Changing links from http to https in the code

This is usually not a problem. Make a backup of the files, then load the files in an code editor that can search for strings in all the files in a site. I’m using Aptana as an editor, so, first I backup the themes folder, then create a new project in Aptana and search for http://. You need to replace everything that is not a simple link to a different site with https://

Changing links from http to https in the database

By default, WordPress makes internal links with http. You have to look for these links in the database and change them all. We need help.

Backup the database. Then, download the Search Replace DB from Interconnect/IT and upload it somewhere on the server (create a folder on the same level with wp-content). Access the search and replace folder via a browser:

Home

You will see that the Search and Replace Script has the database connection filed, so you need to fill in the above fields with http://www.yourdomain.com to be replaced with https://www.yourdomain.com Hit the Dry Run button and have a look at what is going to be changed. If it makes sense, press Live Run. Repeat for http://yourdomain.com to https://yourdomain.com

Other things to update would be the embeds like http://player.vimeo.com/ to https://player.vimeo.com/ or http://img.youtube.com to https://img.youtube.com and http://www.youtube.com to https://www.youtube.com. Might be some others of you are using embeds from somewhere.

Note: as soon as you are done with the Search and Replace DB script you should delete it from the server.

What if you still receive Mixed content Warnings?

If you still get mixed content warnings, you should either use Firebug for Mozilla or use view source and search for HTTP links. If you find any, most likely you have to search in the files and make more replacements.

Switch WordPress Admin to HTTPS

This one is easy: edit wp-config.php and add:

define('FORCE_SSL_ADMIN', true);

just after

define('WP_DEBUG', false);

Redirect all WordPress links to HTTPS via .htaccess

If everything is working, we should let Google know we moved all the pages from http to https via a 301 redirect. To do so, edit the .htaccess file you can find in the WordPress root folder and the following lines just before </IfModule>

RewriteCond %{HTTPS} off
RewriteRule (.*) https://%{HTTP_HOST}%{REQUEST_URI} [R=301,L]

Check site for mixed content automatically

What is there are still pages with mixed content that you didn’t notice? The good news is that the guys from www.bram.us made a script that checks all the pages from your site for mixed content in the background.
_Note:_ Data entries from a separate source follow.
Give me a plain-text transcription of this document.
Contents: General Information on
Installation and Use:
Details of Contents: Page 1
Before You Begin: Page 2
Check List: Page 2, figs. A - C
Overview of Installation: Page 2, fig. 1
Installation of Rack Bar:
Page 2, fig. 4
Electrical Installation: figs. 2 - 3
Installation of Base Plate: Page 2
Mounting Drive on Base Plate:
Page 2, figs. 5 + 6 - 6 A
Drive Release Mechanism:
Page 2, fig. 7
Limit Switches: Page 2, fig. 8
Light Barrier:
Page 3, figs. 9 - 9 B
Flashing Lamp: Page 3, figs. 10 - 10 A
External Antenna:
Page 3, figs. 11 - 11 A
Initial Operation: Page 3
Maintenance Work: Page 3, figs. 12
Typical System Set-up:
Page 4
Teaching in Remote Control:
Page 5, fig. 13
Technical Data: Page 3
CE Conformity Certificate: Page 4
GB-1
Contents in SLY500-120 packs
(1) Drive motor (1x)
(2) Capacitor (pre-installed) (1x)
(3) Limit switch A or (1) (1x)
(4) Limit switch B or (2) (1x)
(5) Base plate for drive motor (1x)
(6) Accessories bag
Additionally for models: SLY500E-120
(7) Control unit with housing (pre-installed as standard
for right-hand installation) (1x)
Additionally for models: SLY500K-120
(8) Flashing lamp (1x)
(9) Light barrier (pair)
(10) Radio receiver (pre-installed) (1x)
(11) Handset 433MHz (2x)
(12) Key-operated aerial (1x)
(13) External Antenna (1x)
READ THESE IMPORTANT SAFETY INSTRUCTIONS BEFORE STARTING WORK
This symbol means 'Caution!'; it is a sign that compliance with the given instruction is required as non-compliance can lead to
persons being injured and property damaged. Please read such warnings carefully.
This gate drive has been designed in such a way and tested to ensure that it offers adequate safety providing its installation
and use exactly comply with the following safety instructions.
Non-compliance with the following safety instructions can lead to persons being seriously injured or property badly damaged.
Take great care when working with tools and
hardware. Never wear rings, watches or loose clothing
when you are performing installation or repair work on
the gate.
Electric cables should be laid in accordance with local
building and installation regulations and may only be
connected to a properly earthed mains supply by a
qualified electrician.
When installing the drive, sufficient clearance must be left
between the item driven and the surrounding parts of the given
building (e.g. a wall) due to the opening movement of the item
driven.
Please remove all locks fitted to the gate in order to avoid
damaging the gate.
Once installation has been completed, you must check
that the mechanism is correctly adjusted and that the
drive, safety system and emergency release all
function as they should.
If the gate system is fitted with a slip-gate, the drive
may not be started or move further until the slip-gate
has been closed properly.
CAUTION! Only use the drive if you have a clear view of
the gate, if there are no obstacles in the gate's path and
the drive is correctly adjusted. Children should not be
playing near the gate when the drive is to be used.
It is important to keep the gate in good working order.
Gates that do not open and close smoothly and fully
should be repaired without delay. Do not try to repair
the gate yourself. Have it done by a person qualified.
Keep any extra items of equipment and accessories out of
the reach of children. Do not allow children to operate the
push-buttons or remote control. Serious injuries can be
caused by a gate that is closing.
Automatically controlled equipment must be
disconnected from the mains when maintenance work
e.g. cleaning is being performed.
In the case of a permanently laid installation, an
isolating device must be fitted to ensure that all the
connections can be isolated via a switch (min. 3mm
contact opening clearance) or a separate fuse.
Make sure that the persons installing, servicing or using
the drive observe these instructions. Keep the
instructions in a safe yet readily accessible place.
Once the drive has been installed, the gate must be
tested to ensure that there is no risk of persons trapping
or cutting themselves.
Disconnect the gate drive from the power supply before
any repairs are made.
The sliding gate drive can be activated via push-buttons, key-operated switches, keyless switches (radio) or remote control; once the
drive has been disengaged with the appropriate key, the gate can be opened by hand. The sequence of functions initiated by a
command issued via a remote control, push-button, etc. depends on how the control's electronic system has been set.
Let’s install it and see the output.

First you should install CURL on your server (if it’s not there already)

sudo apt-get install curl

Then restart Apache with sudo service apache2 restart

Install PHP5-curl with

sudo apt-get install php5-curl

and restart Apache again.

To install the bramus script, there is an additional step – you should install composer and make it available globally:

sudo curl -sS https://getcomposer.org/installer | php

and make it available:


sudo sed -i '1i export PATH="$HOME/.composer/vendor/bin:$PATH"' $HOME/.bashrc
source $HOME/.bashrc

Let’s install the bramus script (you can find more details here):

composer global require bramus/mixed-content-scan:~2.8

Now we can run the script and save the links reported as mixed content to a file:

mixed-content-scan https://www.yoursite.com/ --output=./mixed-results.txt

If any links are reported, well, that’s more work for you!